J’ai trouvé la publicité reproduite ci-dessus il y a quelques années sur le site d’un fabriquant de douches. L’annonce a depuis longtemps disparue, mais l’entreprise existe toujours car elle fabrique certainement des produits de qualité. Toutefois le « blabla sous la douche » que l’entreprise y sert à ses clients potentiels reste un morceau d’anthologie.
Comme nous sommes tous habitués à vivre sous un déferlement de messages publicitaires, ce sont des textes que nous lisons généralement d’un œil distrait. Il faut au contraire lire avec attention une prose comme celle-ci. Ce sera une promenade dans l’à peu près, le flou, le superlatif gaspillé et l’adjectif inutile. Il serait facile mais bête de se moquer de l’auteur anonyme de ce texte, car chacun de nous est parfois tenté « d’en faire trop », d’ajouter des adjectifs qui affaiblissent le message au lieu de le renforcer, de chercher la phrase choc qui ne repose sur rien et s’effondre sur elle-même en rougissant dès qu’on la regarde avec insistance.
Voici ce texte:
Les douches de la série Urban reflètent parfaitement la nouvelle tendance minimaliste. Selon le modèle, elles combinent une sélection de matériaux raffinés avec le système intégré énergisant MAAX IESMd ¾ et RaimaxMC redessinés, pour un effet ultra design. Dans un cas comme dans l’autre, les douches Urban sont synonymes de pureté, de style et d’innovation. (55 mots, 2 phrases)
Si l’on ne compte pas les articles, les prépositions et les verbes, on trouve une vingtaine de mots qui sont vraiment porteurs d’information (douche, Urban, modèle, effet, etc.) et 8 mots qui sont des qualificatifs (adjectifs ou adverbes), soit presque un sur deux. Un auteur éprouve le besoin de rajouter des adjectifs quand il ne croit pas à la force des mots qu’il utilise. Surqualifier c’est disqualifier.

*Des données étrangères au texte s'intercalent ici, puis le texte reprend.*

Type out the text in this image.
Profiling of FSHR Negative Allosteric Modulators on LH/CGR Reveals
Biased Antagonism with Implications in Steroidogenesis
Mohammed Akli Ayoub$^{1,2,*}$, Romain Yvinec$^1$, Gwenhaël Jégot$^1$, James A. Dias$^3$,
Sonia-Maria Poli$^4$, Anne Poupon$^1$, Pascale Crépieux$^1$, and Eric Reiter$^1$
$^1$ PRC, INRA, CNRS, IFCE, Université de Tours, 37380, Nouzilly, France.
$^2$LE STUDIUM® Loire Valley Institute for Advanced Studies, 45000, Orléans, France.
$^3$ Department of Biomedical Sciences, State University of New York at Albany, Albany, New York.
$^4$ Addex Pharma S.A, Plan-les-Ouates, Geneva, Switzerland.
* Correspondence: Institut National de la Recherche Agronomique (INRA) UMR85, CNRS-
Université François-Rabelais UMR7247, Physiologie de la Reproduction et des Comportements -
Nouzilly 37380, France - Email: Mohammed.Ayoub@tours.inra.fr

Laissez aux mots que vous utilisez une chance de produire leur impact. Pensez aux tragédies de Racine (environ 1600 mots différents) : elles sont avares de mots mais ces mots nous frappent. C’est d’ailleurs la solution qu’adopte l’auteur à la fin de son texte en écrivant : « synonymes de pureté, de style et d’innovation ». Pas d’adjectif. Le lecteur sceptique aura du mal à se laisser convaincre qu’une simple douche, qui se résume à un robinet dans une boite, puisse avoir des qualités aussi sophistiquées. Mais pourquoi pas. Après tout l’industrie du cosmétique vend ses shampoings avec des qualificatifs tout aussi extravagants. Ici l’énumération impressionne et, comme on dit, plus c’est gros plus ça passe.

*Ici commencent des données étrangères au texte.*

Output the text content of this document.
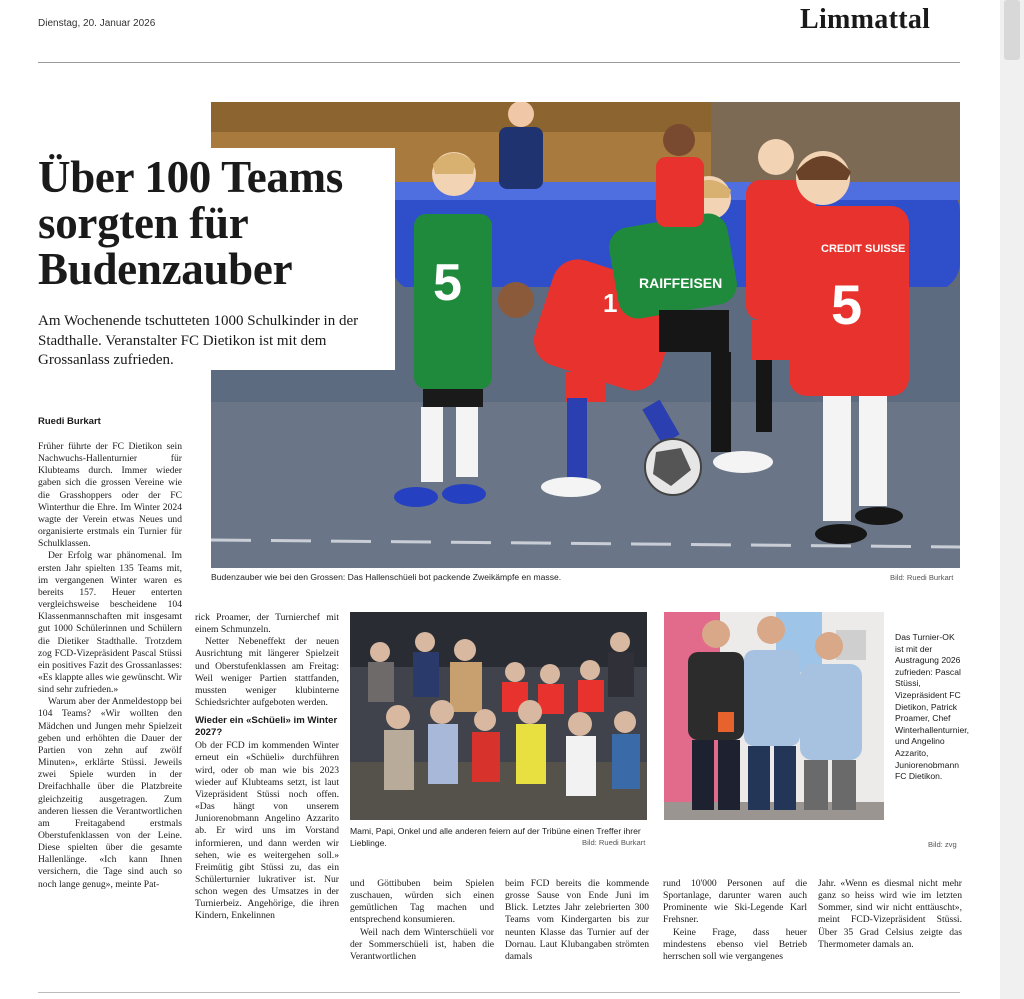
Dienstag, 20. Januar 2026	Limmattal
5	RAIFFEISEN
CREDIT SUISSE
5
1
Über 100 Teams sorgten für Budenzauber

Am Wochenende tschutteten 1000 Schulkinder in der Stadthalle. Veranstalter FC Dietikon ist mit dem Grossanlass zufrieden.

Budenzauber wie bei den Grossen: Das Hallenschüeli bot packende Zweikämpfe en masse.	Bild: Ruedi Burkart
Ruedi Burkart

Früher führte der FC Dietikon sein Nachwuchs-Hallenturnier für Klubteams durch. Immer wieder gaben sich die grossen Vereine wie die Grasshoppers oder der FC Winterthur die Ehre. Im Winter 2024 wagte der Verein etwas Neues und organisierte erstmals ein Turnier für Schulklassen.

Der Erfolg war phänomenal. Im ersten Jahr spielten 135 Teams mit, im vergangenen Winter waren es bereits 157. Heuer enterten vergleichsweise bescheidene 104 Klassenmannschaften mit insgesamt gut 1000 Schülerinnen und Schülern die Dietiker Stadthalle. Trotzdem zog FCD-Vizepräsident Pascal Stüssi ein positives Fazit des Grossanlasses: «Es klappte alles wie gewünscht. Wir sind sehr zufrieden.»

Warum aber der Anmeldestopp bei 104 Teams? «Wir wollten den Mädchen und Jungen mehr Spielzeit geben und erhöhten die Dauer der Partien von zehn auf zwölf Minuten», erklärte Stüssi. Jeweils zwei Spiele wurden in der Dreifachhalle über die Platzbreite gleichzeitig ausgetragen. Zum anderen liessen die Verantwortlichen am Freitagabend erstmals Oberstufenklassen von der Leine. Diese spielten über die gesamte Hallenlänge. «Ich kann Ihnen versichern, die Tage sind auch so noch lange genug», meinte Pat-

rick Proamer, der Turnierchef mit einem Schmunzeln.

Netter Nebeneffekt der neuen Ausrichtung mit längerer Spielzeit und Oberstufenklassen am Freitag: Weil weniger Partien stattfanden, mussten weniger klubinterne Schiedsrichter aufgeboten werden.

Wieder ein «Schüeli» im Winter 2027?

Ob der FCD im kommenden Winter erneut ein «Schüeli» durchführen wird, oder ob man wie bis 2023 wieder auf Klubteams setzt, ist laut Vizepräsident Stüssi noch offen. «Das hängt von unserem Juniorenobmann Angelino Azzarito ab. Er wird uns im Vorstand informieren, und dann werden wir sehen, wie es weitergehen soll.» Freimütig gibt Stüssi zu, das ein Schülerturnier lukrativer ist. Nur schon wegen des Umsatzes in der Turnierbeiz. Angehörige, die ihren Kindern, Enkelinnen

Mami, Papi, Onkel und alle anderen feiern auf der Tribüne einen Treffer ihrer Lieblinge.	Bild: Ruedi Burkart
Das Turnier-OK ist mit der Austragung 2026 zufrieden: Pascal Stüssi, Vizepräsident FC Dietikon, Patrick Proamer, Chef Winterhallenturnier, und Angelino Azzarito, Juniorenobmann FC Dietikon.
Bild: zvg

und Göttibuben beim Spielen zuschauen, würden sich einen gemütlichen Tag machen und entsprechend konsumieren.

Weil nach dem Winterschüeli vor der Sommerschüeli ist, haben die Verantwortlichen

beim FCD bereits die kommende grosse Sause von Ende Juni im Blick. Letztes Jahr zelebrierten 300 Teams vom Kindergarten bis zur neunten Klasse das Turnier auf der Dornau. Laut Klubangaben strömten damals

rund 10'000 Personen auf die Sportanlage, darunter waren auch Prominente wie Ski-Legende Karl Frehsner.

Keine Frage, dass heuer mindestens ebenso viel Betrieb herrschen soll wie vergangenes

Jahr. «Wenn es diesmal nicht mehr ganz so heiss wird wie im letzten Sommer, sind wir nicht enttäuscht», meint FCD-Vizepräsident Stüssi. Über 35 Grad Celsius zeigte das Thermometer damals an.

Ce qui peut passer avec des mots un peu magiques comme « pureté » ou « innovation », fonctionne moins bien quand on met en avant un détail peu crédible. Ainsi de « la nouvelle tendance minimaliste », qui contredit le simple bon sens. Si vous « minimalisez » quelque chose d’aussi simple qu’une douche, il va rester quoi?
Le texte décolle vraiment vers des paradis artificiels quand il tente de construire un argument de vente à partir d’une donnée technique qui n’est probablement connue que du fabriquant et de ses concurrents immédiats. Il s’agit de vendre un « système MAAX IESMd ¾ et RaimaxMC » à quelqu’un qui voudrait simplement prendre une douche! Comme c’est aussi attrayant qu’un chat mort au bord de la route, l’auteur essaie de ressusciter la bête à coups de qualificatifs. Et de nous présenter ce système comme étant à la fois « intégré, énergisant et redessiné »…
À ce stade le lecteur ne lit plus, il pense à fuir. Et il prend vraiment ses jambes à son cou quand il se voit menacé, à la fin de la phrase, par « l’effet ultra design » de ce canon à eau. Pour un peu, il disparaissait avec l’eau de la douche, aspiré par la vacuité du texte.
PS — L’effet de cette publicité n’est pas entièrement négatif. Pour l’avoir présenté dans quelques séminaires, j’ai pu constater que la photo du bel homme musclé sous la douche avait beaucoup de succès auprès des dames. Le visuel a toujours raison.